In conclusion: the authors suggest that oral tofacitinib is an effective treatment which is not dangerous but simply suspends the advanced and recalcitrant forms of alopecia areata. The limitations of the study are its small scale, the absence of double blind and the bias of the advanced or recalcitrant forms.

What does the future hold for this treatment, what will the maintenance methods be? That remains to be seen.

It is certain that we can't remain indifferent to the photos of Ko's patient, a patient whose life was turned upside down by the total loss of her hair, but who experienced complete regrowth after treatment.

Several studies are ongoing in the United States.

* Craiglow J Invest Dermatol 2014,134: 2988-90

Prof Frédéric Caux

Bullous pemphigoid is rarely of medicinal origin. Many years ago, it was suspected that this bullous dermatosis was induced by spironolactone, as shown in an epidemiological study. More recently, a new generation of oral antidiabetics, dipeptidyl peptidase-4 inhibitors, also called gliptins, were linked to the appearance of bullous pemphigoid. A poster (P3493) showed a Spanish series of 5 cases of bullous pemphigoid induced by gliptins collected from 3 specialised hospital departments over 3 years. The patients were 3 women and 2 men with an average age of 76. On average, gliptin was started 8 months before the bullous pemphigoid appeared. Vildagliptin was involved in 4 cases, and sitagliptin in 1. From a clinical and biological point of view, the only peculiarity was the absence of hypereosinophilia. After stopping gliptin, 2 patients were treated with local corticosteroids and 3 with a systemic treatment with rapid remission and discontinuation of treatment in 6 months. In the literature, 17 cases were described as clinical or short-series cases, and a pharmacovigilance study reported on 41 cases.
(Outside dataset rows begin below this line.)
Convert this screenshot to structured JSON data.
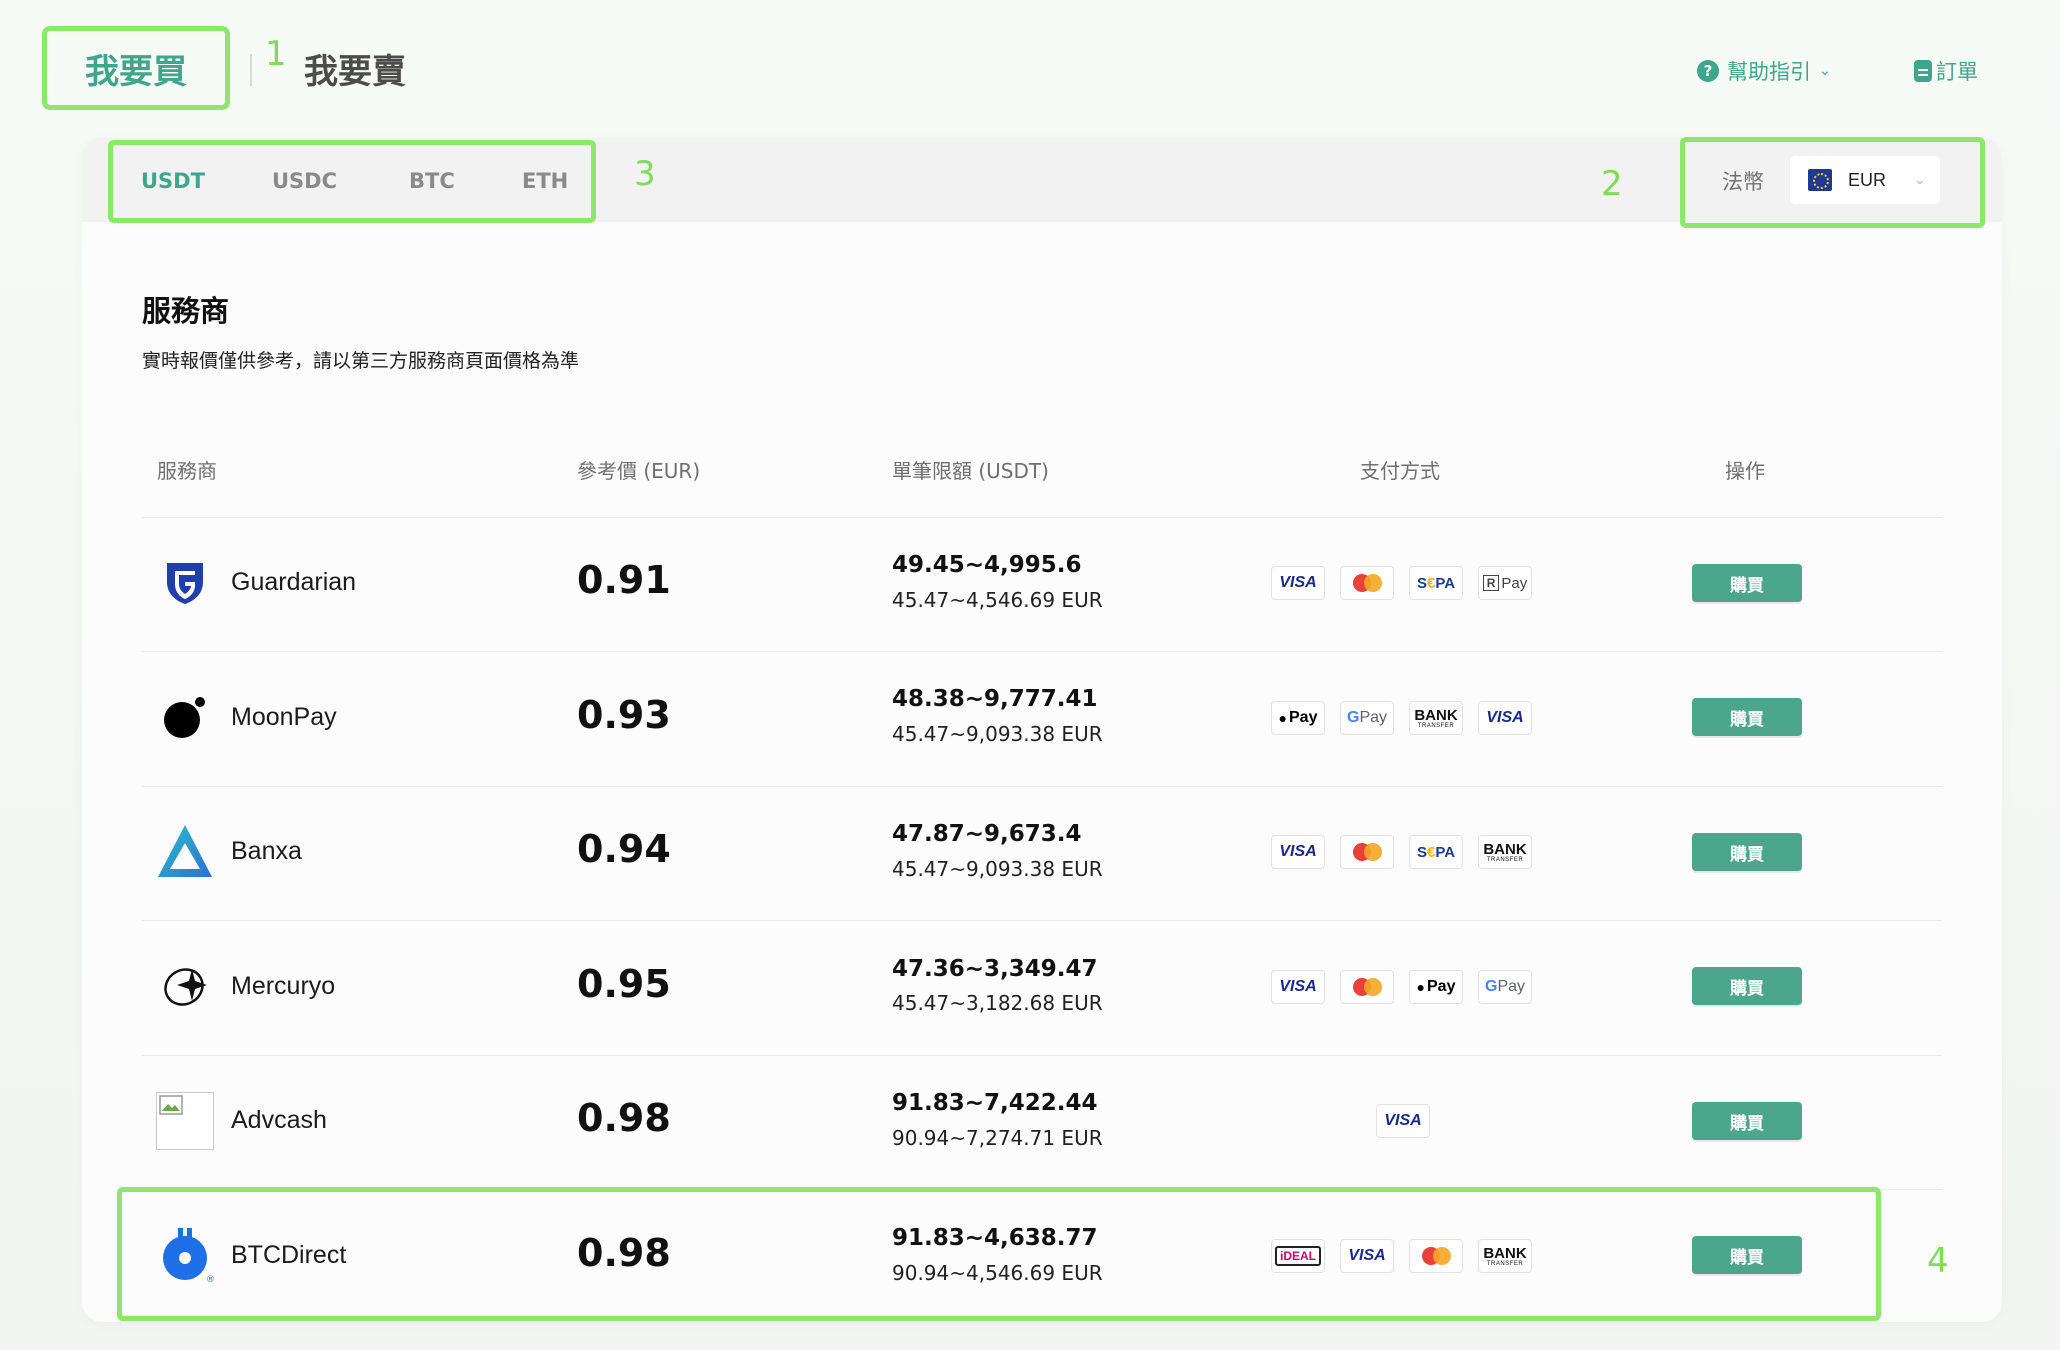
{
  "header": {
    "tab_buy": "我要買",
    "tab_sell": "我要賣",
    "help": "幫助指引",
    "orders": "訂單"
  },
  "annotations": [
    "1",
    "2",
    "3",
    "4"
  ],
  "coins": [
    "USDT",
    "USDC",
    "BTC",
    "ETH"
  ],
  "fiat": {
    "label": "法幣",
    "code": "EUR"
  },
  "section": {
    "title": "服務商",
    "subtitle": "實時報價僅供參考，請以第三方服務商頁面價格為準"
  },
  "table": {
    "headers": [
      "服務商",
      "參考價 (EUR)",
      "單筆限額 (USDT)",
      "支付方式",
      "操作"
    ],
    "buy_label": "購買",
    "rows": [
      {
        "name": "Guardarian",
        "price": "0.91",
        "limit_usdt": "49.45~4,995.6",
        "limit_eur": "45.47~4,546.69 EUR",
        "payments": [
          "visa",
          "mastercard",
          "sepa",
          "revolut-pay"
        ]
      },
      {
        "name": "MoonPay",
        "price": "0.93",
        "limit_usdt": "48.38~9,777.41",
        "limit_eur": "45.47~9,093.38 EUR",
        "payments": [
          "apple-pay",
          "google-pay",
          "bank-transfer",
          "visa"
        ]
      },
      {
        "name": "Banxa",
        "price": "0.94",
        "limit_usdt": "47.87~9,673.4",
        "limit_eur": "45.47~9,093.38 EUR",
        "payments": [
          "visa",
          "mastercard",
          "sepa",
          "bank-transfer"
        ]
      },
      {
        "name": "Mercuryo",
        "price": "0.95",
        "limit_usdt": "47.36~3,349.47",
        "limit_eur": "45.47~3,182.68 EUR",
        "payments": [
          "visa",
          "mastercard",
          "apple-pay",
          "google-pay"
        ]
      },
      {
        "name": "Advcash",
        "price": "0.98",
        "limit_usdt": "91.83~7,422.44",
        "limit_eur": "90.94~7,274.71 EUR",
        "payments": [
          "visa"
        ]
      },
      {
        "name": "BTCDirect",
        "price": "0.98",
        "limit_usdt": "91.83~4,638.77",
        "limit_eur": "90.94~4,546.69 EUR",
        "payments": [
          "ideal",
          "visa",
          "mastercard",
          "bank-transfer"
        ]
      }
    ]
  },
  "payment_text": {
    "visa": "VISA",
    "sepa_s": "S",
    "sepa_e": "€",
    "sepa_pa": "PA",
    "rpay": "Pay",
    "apay": "Pay",
    "gpay_g": "G",
    "gpay": " Pay",
    "bank1": "BANK",
    "bank2": "TRANSFER",
    "ideal": "iDEAL"
  },
  "colors": {
    "accent": "#3ea68a",
    "button": "#4ba68c",
    "annotation": "#8ee66a"
  }
}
Dermatologists must therefore know to suspect a medicinal original when bullous pemphigoid occurs in a diabetic patient taking gliptin, and must consider stopping the treatment.

During the plenary session, Amy Paller, a paediatric dermatology specialist in Chicago, showed the power of the new sequencing technologies for diagnosing genetic diseases. Exome sequencing (WES) is a technique in which all the coding regions of the genome are analysed. This method means that only 1% of the genome needs to be sequenced to identify about 90% of the mutations. Whole genome sequencing (WGS) makes it possible to identify all the mutations, in particular the duplications and translocations present in the intronic and promoter regions which are not detected in WES. WGS also makes it possible to carry out phenotype-genotype correlations based on the analysis of multiple genes. The price of these two techniques has dropped significantly ($1000) and is much lower than that for traditional Sanger sequencing ($12,000) which must be accessible in clinics. The techniques are used to identify mutations in new genes, describe new diseases or decipher complex clinical tables (mosaicism). However, the analysis of all the genes can sometimes lead to difficulties such as the unexpected discovery of non-paternity or susceptibility to other diseases (a predisposition to cancer, or to a neurodegenerative disease). However, these new technologies will lead to a major breakthrough in treating patients by making it easier to reach an accurate diagnosis and therefore ensure that the right treatment is chosen within the framework of personalised medicine.